The health-reform legislation would prohibit insurers from charging older customers more than twice as much as younger ones for similar coverage. Currently, in some markets, the cost disparity can be as much as 11 to 1.
When buying an individual health-insurance policy, should older people pay more than their younger counterparts? If so, how big should that price disparity be?
Variation of health premium cost by age is a contentious issue – particularly for customers age 55 and up, who are often charged more by insurers, based on the premise that they visit doctors and hospitals more than twenty- and thirty-somethings.
Both House and Senate versions of healthcare-reform legislation wade into the middle of this debate, by prohibiting insurers from charging older customers more than twice as much as younger ones for similar coverage.
But insurance firms think that spread is too narrow.
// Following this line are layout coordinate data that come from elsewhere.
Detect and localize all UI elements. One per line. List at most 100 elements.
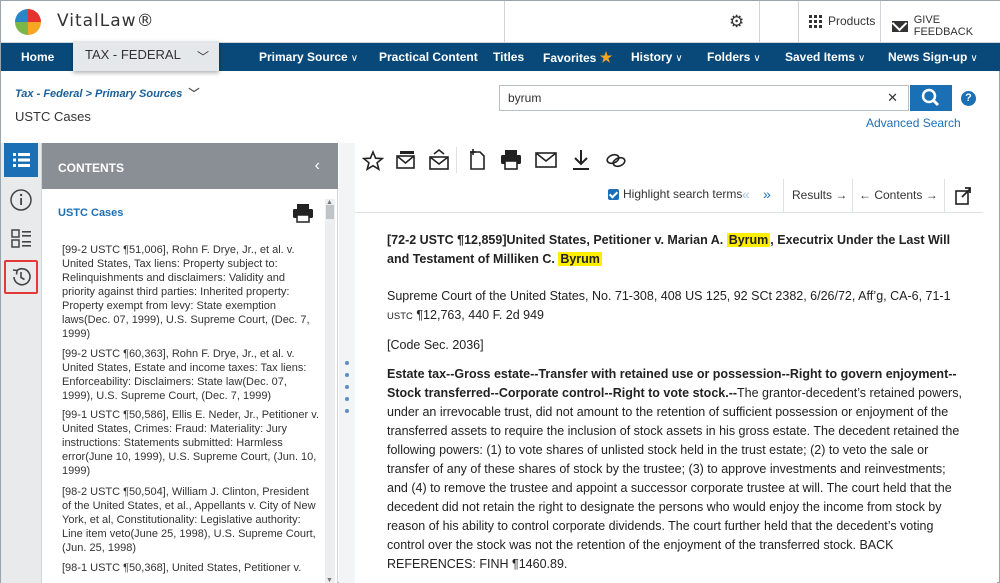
- results-label: Results: [792, 188, 833, 202]
- nav-saved-items[interactable]: Saved Items ∨: [785, 43, 865, 73]
- chevron-down-icon: ﹀: [196, 50, 209, 64]
- contents-list-icon[interactable]: [4, 143, 38, 177]
- star-outline-icon[interactable]: [361, 149, 385, 172]
- contents-scrollbar[interactable]: ▲ ▼: [325, 199, 335, 583]
- nav-label: History: [631, 50, 673, 64]
- code-section: [Code Sec. 2036]: [387, 338, 484, 352]
- title-text: [72-2 USTC ¶12,859]United States, Petiti…: [387, 233, 727, 247]
- divider: [880, 1, 881, 43]
- link-icon[interactable]: [604, 149, 626, 169]
- highlight-checkbox[interactable]: [608, 188, 619, 200]
- nav-favorites[interactable]: Favorites ★: [543, 43, 612, 72]
- chevron-left-icon[interactable]: ‹: [315, 157, 320, 175]
- search-button[interactable]: [910, 85, 952, 111]
- new-document-icon[interactable]: [466, 148, 488, 170]
- highlight-search-terms-toggle[interactable]: Highlight search terms: [608, 187, 742, 201]
- document-scrollbar[interactable]: [983, 213, 997, 583]
- nav-home[interactable]: Home: [1, 43, 74, 71]
- left-rail: [1, 143, 42, 583]
- nav-titles[interactable]: Titles: [493, 43, 524, 71]
- info-icon[interactable]: [4, 183, 38, 217]
- divider: [759, 1, 760, 43]
- contents-item[interactable]: [98-1 USTC ¶50,368], United States, Peti…: [62, 561, 320, 575]
- search-hit[interactable]: Byrum: [726, 233, 771, 247]
- nav-label: News Sign-up: [888, 50, 968, 64]
- breadcrumb-text: Tax - Federal > Primary Sources: [15, 88, 183, 100]
- breadcrumb[interactable]: Tax - Federal > Primary Sources ﹀: [15, 85, 199, 101]
- top-bar: VitalLaw® ⚙ Products GIVE FEEDBACK: [1, 1, 1000, 43]
- results-nav-button[interactable]: Results →: [792, 188, 847, 202]
- outline-icon[interactable]: [4, 221, 38, 255]
- print-icon[interactable]: [499, 149, 521, 170]
- download-icon[interactable]: [570, 148, 592, 170]
- email-multiple-icon[interactable]: [394, 148, 416, 169]
- app-name[interactable]: VitalLaw®: [57, 11, 155, 31]
- chevron-down-icon: ﹀: [188, 88, 200, 100]
- search-hit[interactable]: Byrum: [558, 252, 602, 266]
- contents-item[interactable]: [98-2 USTC ¶50,504], William J. Clinton,…: [62, 485, 320, 555]
- email-icon[interactable]: [427, 148, 449, 170]
- advanced-search-link[interactable]: Advanced Search: [866, 116, 961, 130]
- nav-label: Favorites: [543, 51, 597, 65]
- products-label: Products: [828, 14, 876, 28]
- help-icon[interactable]: ?: [961, 91, 976, 106]
- vitallaw-logo-icon[interactable]: [15, 9, 41, 35]
- give-feedback-button[interactable]: GIVE FEEDBACK: [892, 14, 1000, 38]
- contents-item[interactable]: [99-1 USTC ¶50,586], Ellis E. Neder, Jr.…: [62, 408, 320, 478]
- nav-practical-content[interactable]: Practical Content: [379, 43, 478, 71]
- divider: [798, 1, 799, 43]
- nav-history[interactable]: History ∨: [631, 43, 683, 73]
- arrow-right-icon: →: [835, 188, 848, 202]
- star-icon: ★: [599, 49, 613, 65]
- search-input[interactable]: [500, 86, 860, 110]
- nav-folders[interactable]: Folders ∨: [707, 43, 761, 73]
- document-body: [72-2 USTC ¶12,859]United States, Petiti…: [387, 231, 967, 583]
- highlight-label: Highlight search terms: [623, 187, 743, 201]
- clear-icon[interactable]: ✕: [887, 90, 898, 106]
- feedback-label: GIVE FEEDBACK: [913, 14, 974, 38]
- nav-primary-source[interactable]: Primary Source ∨: [259, 43, 358, 73]
- products-button[interactable]: Products: [809, 14, 875, 28]
- court-citation: Supreme Court of the United States, No. …: [387, 287, 967, 326]
- nav-label: Titles: [493, 50, 525, 64]
- contents-item[interactable]: [99-2 USTC ¶60,363], Rohn F. Drye, Jr., …: [62, 347, 320, 403]
- headnote-text: The grantor-decedent’s retained powers, …: [387, 386, 962, 571]
- contents-title[interactable]: USTC Cases: [58, 207, 123, 219]
- chevron-down-icon: ∨: [970, 53, 978, 64]
- grid-icon: [809, 14, 822, 28]
- arrow-left-icon: ←: [859, 188, 871, 202]
- citation-text: ¶12,763, 440 F. 2d 949: [412, 308, 544, 322]
- history-icon[interactable]: [4, 260, 38, 294]
- document-title: [72-2 USTC ¶12,859]United States, Petiti…: [387, 231, 967, 269]
- gear-icon[interactable]: ⚙: [729, 12, 744, 32]
- contents-nav-label: Contents: [874, 188, 923, 202]
- search-box: ✕: [499, 85, 909, 111]
- contents-nav-button[interactable]: ← Contents →: [859, 188, 938, 202]
- chevron-down-icon: ∨: [350, 53, 359, 64]
- scroll-down-icon[interactable]: ▼: [326, 577, 333, 583]
- arrow-right-icon: →: [925, 188, 938, 202]
- next-hit-icon[interactable]: »: [763, 186, 771, 202]
- mail-icon[interactable]: [534, 149, 557, 169]
- nav-label: Folders: [707, 50, 751, 64]
- contents-header: CONTENTS ‹: [42, 143, 338, 189]
- chevron-down-icon: ∨: [858, 53, 866, 64]
- open-external-icon[interactable]: [954, 186, 972, 211]
- nav-label: Practical Content: [379, 50, 478, 64]
- citation-text: Supreme Court of the United States, No. …: [387, 289, 951, 303]
- contents-panel: CONTENTS ‹ USTC Cases [99-2 USTC ¶51,006…: [42, 143, 338, 583]
- search-icon: [921, 88, 940, 107]
- envelope-icon: [892, 20, 908, 32]
- divider: [852, 179, 853, 213]
- previous-hit-icon[interactable]: «: [742, 186, 750, 202]
- panel-splitter[interactable]: [339, 143, 355, 583]
- nav-label: Saved Items: [785, 50, 856, 64]
- library-selector[interactable]: TAX - FEDERAL ﹀: [73, 41, 219, 71]
- citation-text: USTC: [387, 311, 413, 322]
- contents-item[interactable]: [99-2 USTC ¶51,006], Rohn F. Drye, Jr., …: [62, 243, 320, 341]
- page-title: USTC Cases: [15, 109, 91, 124]
- chevron-down-icon: ∨: [753, 53, 761, 64]
- scroll-thumb[interactable]: [326, 205, 334, 219]
- print-icon[interactable]: [292, 203, 314, 228]
- nav-news-signup[interactable]: News Sign-up ∨: [888, 43, 978, 73]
They want Congress to allow them to charge those at the top of the age scale five times as much as younger, healthier people.
Anything less would amount to a cost shift, with the younger generation shouldering some of the expense for “the naturally higher healthy care costs of older individuals,” said the trade group America’s Health Insurance Plans (AHIP) in a recent letter to legislators.
If nothing else, the price-variation debate shows how controversial some of the smallest details of the big health-reform bills can be.
At issue is the cost of individual health plans purchased in the new health-insurance exchanges that would be established by the bills. Insurance provided by large employers, which typically has little price variation based on an employee’s age, would not be affected.
Medicare, the giant public health system for those over 65, is not a part of this, either.